Public Parks, Private Gardens by Colta Ives

Everything started before the arrival of French Revolution when there was still peace, when there was still the conception of the discovery of harmony and beauty also in a garden or park thanks also at the arrival of plants and flowers directly from the new world.

Poetic, dreaming this catalog Public Parks, Private Gardens by Colta Ives published by The Metropolitan Museum of New York and distributed by Yale University Press gives voice at another characteristic of Paris and in general France: parks and gardens and if you are in New York City from March 12 2018 to July 29th 2018 don't miss this wonderful, researched appointment and art exhibit.

Since King Louis XVI and his wife Marie Antoinette gardens have always been researched and respected because in grade to donate more beauty, grace at the various estates. 

French wealthy people have always been passionate of gardens, and if at first there was a french garden attitude, during the XVIII century people started to appreciate english garden as well.
French Revolution brought a  lot of poverty, abandoned houses and so gardens.

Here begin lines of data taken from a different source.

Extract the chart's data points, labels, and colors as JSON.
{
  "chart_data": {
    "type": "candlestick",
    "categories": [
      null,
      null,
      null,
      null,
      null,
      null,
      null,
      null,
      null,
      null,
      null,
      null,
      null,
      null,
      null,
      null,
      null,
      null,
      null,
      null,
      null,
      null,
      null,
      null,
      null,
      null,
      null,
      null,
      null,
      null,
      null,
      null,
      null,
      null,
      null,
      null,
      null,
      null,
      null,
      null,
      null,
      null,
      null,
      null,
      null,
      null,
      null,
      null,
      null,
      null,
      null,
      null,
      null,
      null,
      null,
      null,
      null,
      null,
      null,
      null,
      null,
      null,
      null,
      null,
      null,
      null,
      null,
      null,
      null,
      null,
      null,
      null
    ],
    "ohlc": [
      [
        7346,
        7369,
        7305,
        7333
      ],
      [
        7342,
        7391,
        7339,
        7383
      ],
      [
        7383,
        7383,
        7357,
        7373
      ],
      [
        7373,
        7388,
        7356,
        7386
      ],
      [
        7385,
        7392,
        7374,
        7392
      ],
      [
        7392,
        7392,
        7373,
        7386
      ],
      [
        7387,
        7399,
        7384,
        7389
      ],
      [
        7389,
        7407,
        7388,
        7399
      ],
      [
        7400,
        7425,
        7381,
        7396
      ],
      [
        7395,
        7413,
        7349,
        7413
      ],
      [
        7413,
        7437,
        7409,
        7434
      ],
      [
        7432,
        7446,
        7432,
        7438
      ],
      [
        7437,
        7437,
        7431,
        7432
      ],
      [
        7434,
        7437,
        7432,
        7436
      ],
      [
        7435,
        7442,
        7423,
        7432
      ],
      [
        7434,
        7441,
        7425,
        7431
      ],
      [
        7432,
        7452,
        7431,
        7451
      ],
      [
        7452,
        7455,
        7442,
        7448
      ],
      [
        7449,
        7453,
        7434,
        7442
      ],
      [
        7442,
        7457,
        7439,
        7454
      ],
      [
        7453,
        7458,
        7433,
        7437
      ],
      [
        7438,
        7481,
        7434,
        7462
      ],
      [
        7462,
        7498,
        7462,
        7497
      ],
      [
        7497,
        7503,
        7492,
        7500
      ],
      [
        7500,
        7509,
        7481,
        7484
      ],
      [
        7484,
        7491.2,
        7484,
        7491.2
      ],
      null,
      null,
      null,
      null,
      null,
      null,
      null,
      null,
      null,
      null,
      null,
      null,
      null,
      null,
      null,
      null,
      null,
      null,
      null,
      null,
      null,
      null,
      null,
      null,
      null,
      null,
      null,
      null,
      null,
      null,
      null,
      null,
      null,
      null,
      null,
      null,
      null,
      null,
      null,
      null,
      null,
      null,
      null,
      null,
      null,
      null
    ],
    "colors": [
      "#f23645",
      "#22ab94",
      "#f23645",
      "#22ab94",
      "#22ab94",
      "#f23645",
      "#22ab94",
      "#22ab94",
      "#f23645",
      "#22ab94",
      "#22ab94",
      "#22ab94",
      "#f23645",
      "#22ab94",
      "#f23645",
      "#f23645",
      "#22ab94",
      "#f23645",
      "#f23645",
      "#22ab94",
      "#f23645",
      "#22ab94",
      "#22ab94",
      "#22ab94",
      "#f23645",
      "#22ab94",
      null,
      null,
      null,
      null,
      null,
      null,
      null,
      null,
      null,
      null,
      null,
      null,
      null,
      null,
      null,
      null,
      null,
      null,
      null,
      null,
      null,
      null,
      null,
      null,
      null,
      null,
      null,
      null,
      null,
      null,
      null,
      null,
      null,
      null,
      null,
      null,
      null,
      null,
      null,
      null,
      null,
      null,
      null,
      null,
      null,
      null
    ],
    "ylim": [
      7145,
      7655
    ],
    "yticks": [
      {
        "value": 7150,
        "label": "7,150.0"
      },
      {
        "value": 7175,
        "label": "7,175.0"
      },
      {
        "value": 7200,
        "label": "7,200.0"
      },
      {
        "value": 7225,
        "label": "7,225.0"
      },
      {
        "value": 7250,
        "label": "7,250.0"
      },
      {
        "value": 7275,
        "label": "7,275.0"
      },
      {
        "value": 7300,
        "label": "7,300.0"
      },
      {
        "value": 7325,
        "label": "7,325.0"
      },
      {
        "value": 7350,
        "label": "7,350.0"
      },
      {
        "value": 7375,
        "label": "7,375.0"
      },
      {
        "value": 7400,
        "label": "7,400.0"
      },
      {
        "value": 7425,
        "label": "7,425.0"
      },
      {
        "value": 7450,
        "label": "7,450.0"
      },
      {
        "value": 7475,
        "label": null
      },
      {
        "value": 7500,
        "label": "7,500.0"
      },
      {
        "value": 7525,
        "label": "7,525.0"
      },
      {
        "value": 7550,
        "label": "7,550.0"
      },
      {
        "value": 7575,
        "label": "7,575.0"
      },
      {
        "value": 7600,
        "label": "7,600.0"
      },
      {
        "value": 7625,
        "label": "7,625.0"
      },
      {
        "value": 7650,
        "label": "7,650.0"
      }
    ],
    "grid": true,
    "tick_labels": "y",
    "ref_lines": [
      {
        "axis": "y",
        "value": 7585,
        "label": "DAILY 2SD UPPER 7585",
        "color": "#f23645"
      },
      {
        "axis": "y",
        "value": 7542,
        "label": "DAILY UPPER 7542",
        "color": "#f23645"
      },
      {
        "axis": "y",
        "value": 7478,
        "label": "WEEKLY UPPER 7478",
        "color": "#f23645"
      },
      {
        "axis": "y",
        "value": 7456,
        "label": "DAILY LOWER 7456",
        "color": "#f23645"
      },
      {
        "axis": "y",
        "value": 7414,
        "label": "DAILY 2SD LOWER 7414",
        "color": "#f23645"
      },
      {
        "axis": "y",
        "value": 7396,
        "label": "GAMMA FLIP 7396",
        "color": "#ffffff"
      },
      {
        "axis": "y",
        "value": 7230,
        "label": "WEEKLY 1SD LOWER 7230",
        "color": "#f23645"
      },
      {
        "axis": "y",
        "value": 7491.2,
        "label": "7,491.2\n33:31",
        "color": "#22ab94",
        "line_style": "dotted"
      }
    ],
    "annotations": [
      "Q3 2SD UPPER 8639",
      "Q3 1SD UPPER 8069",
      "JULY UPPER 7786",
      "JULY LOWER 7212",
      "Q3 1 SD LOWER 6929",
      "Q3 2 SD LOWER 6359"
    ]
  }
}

Only when situation returned to be back at a certain stability and normality people tried to return to their old houses or to buy that abandoned houses elaborating their gardens with new plants, flowers, although of course these ones were more modest gardens if compared to the ones of the past.

The various Emperors as you will read left a great mark because they adored green places.

The beauty of a garden? It is relaxation, a moment of escapism where it is possible to reestablish an harmonic contact with nature, flowers, plants.

More than other ones painters understood not just the poeticity of a beautiful countryside, but also the immense possibility that gardens, parks, with their vivacity of colors, their beauty, would have meant in term of painting.

A lot of painters from Van Gogh, Cezanne, Monet, Manet, Degas, Delacroix, and many other Impressionists ones choosed the outside green and flowery world for giving and reporting a strong and serene representation of french reality becoming at the same time avid passionate of the art of gardening, as you will read thanks to an accurate life-story of these painters as well and not just of their artistic creations.

These painters loved to paint people while they were sat in parks, creating portraits in gardens,  focusing their attention on the so-called floral still-life genre, flowers in vase still alive and in general with, close to them, some fruits, or bread, biscuits for reporting an idea of a researched  casualty we can call it donating at the same time grace and presenting a precious, gentle aspect at a corner of a house.

This one is not just a book of art, but it is also a historical book so if you love France and you want to discover more, it's for you.
Enjoy the beauty and relaxation that this catalog brings with it thanks to the creations of immortal, genial painters and if you are in NYC don't miss this appointment!


I thank Yale Press for the physical copy of this catalog.